Das Büro ist luxuriös, jeder Zentimeter strahlt Reichtum und Macht aus—die Art, die Aufmerksamkeit fordert. Die dunklen Ledersessel, der polierte Mahagonitisch, die goldenen Armaturen—alles versprüht eine Art von Luxus, der darauf ausgelegt ist, zu beeindrucken. Überall im Raum bewegen sich Frauen in kaum vorhandenen Kleidern mit geübter Leichtigkeit zwischen den Männern, bieten Tabletts mit Getränken an, zünden Zigarren an und stellen Platten mit teurem Essen ab. Sie lächeln jeden Mann an, an dem sie vorbeikommen, lachen über ihre groben Witze, schenken den Whiskey mit perfekten Händen ein und schieben die angezündeten Zigarren mit einem gehorsamen Neigen des Kopfes zwischen ihre Finger.
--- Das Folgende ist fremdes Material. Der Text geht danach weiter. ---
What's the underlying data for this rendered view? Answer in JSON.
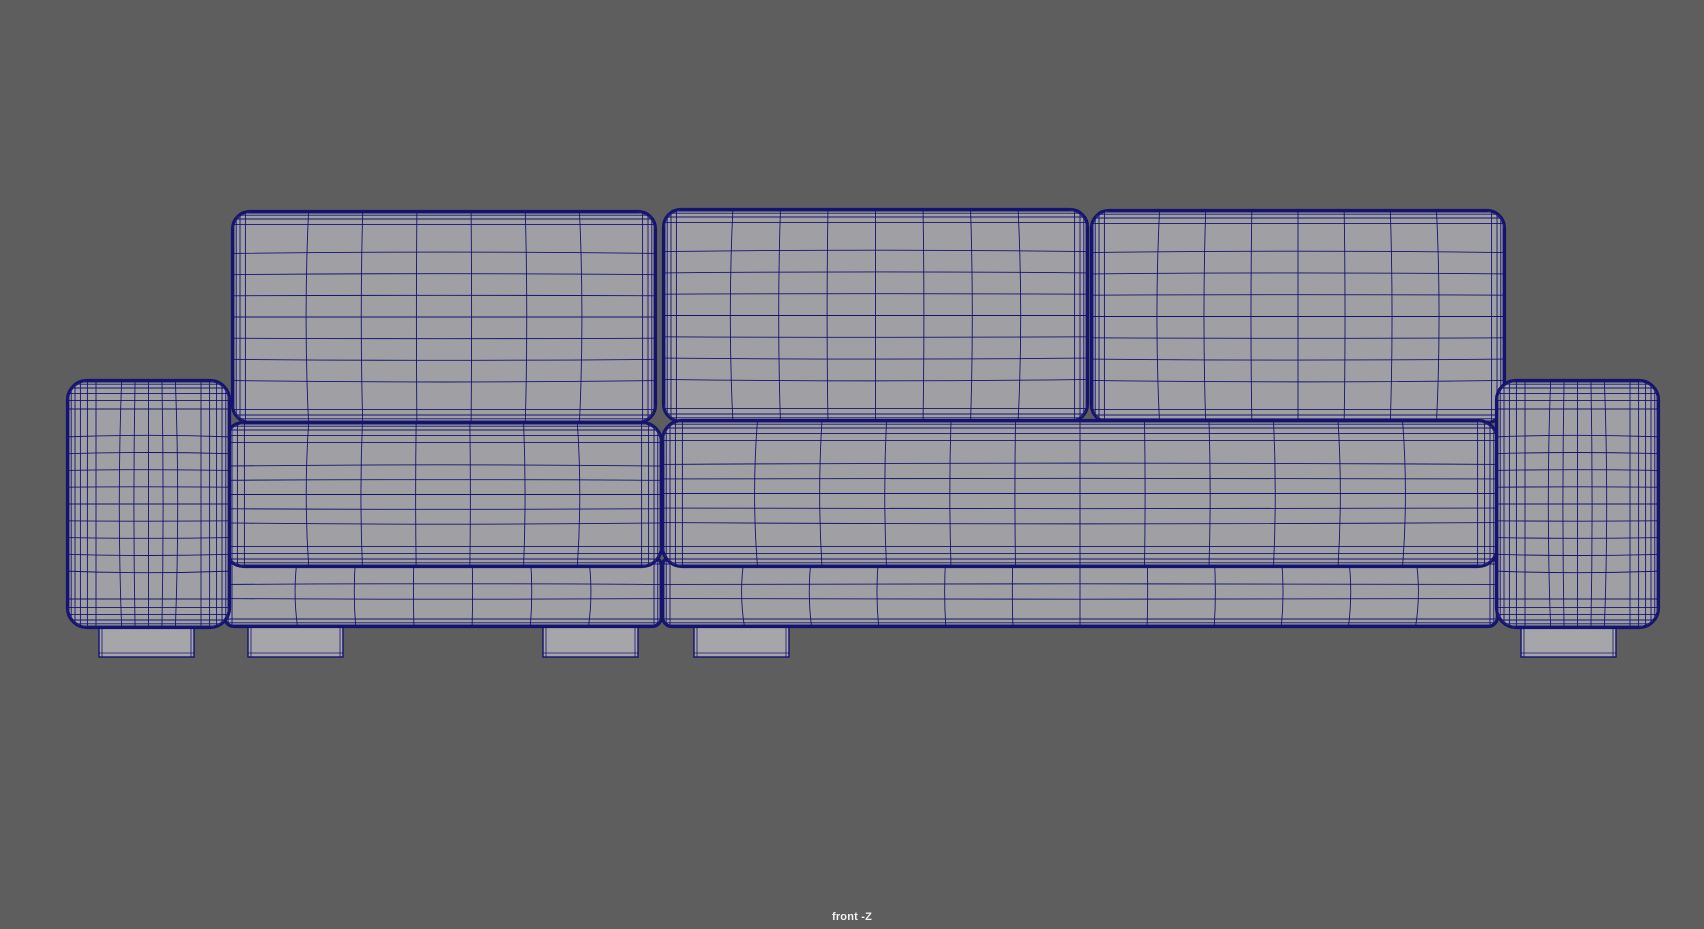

Ich beachte sie kaum, ihre Anwesenheit ist mehr Teil der Kulisse als alles andere. Es ist alles Routine. Die Frauen, der Alkohol, die träge Arroganz der Männer, die denken, sie seien unantastbar. Ich habe das alles gesehen, habe so lange ich mich erinnern kann, darunter gelebt.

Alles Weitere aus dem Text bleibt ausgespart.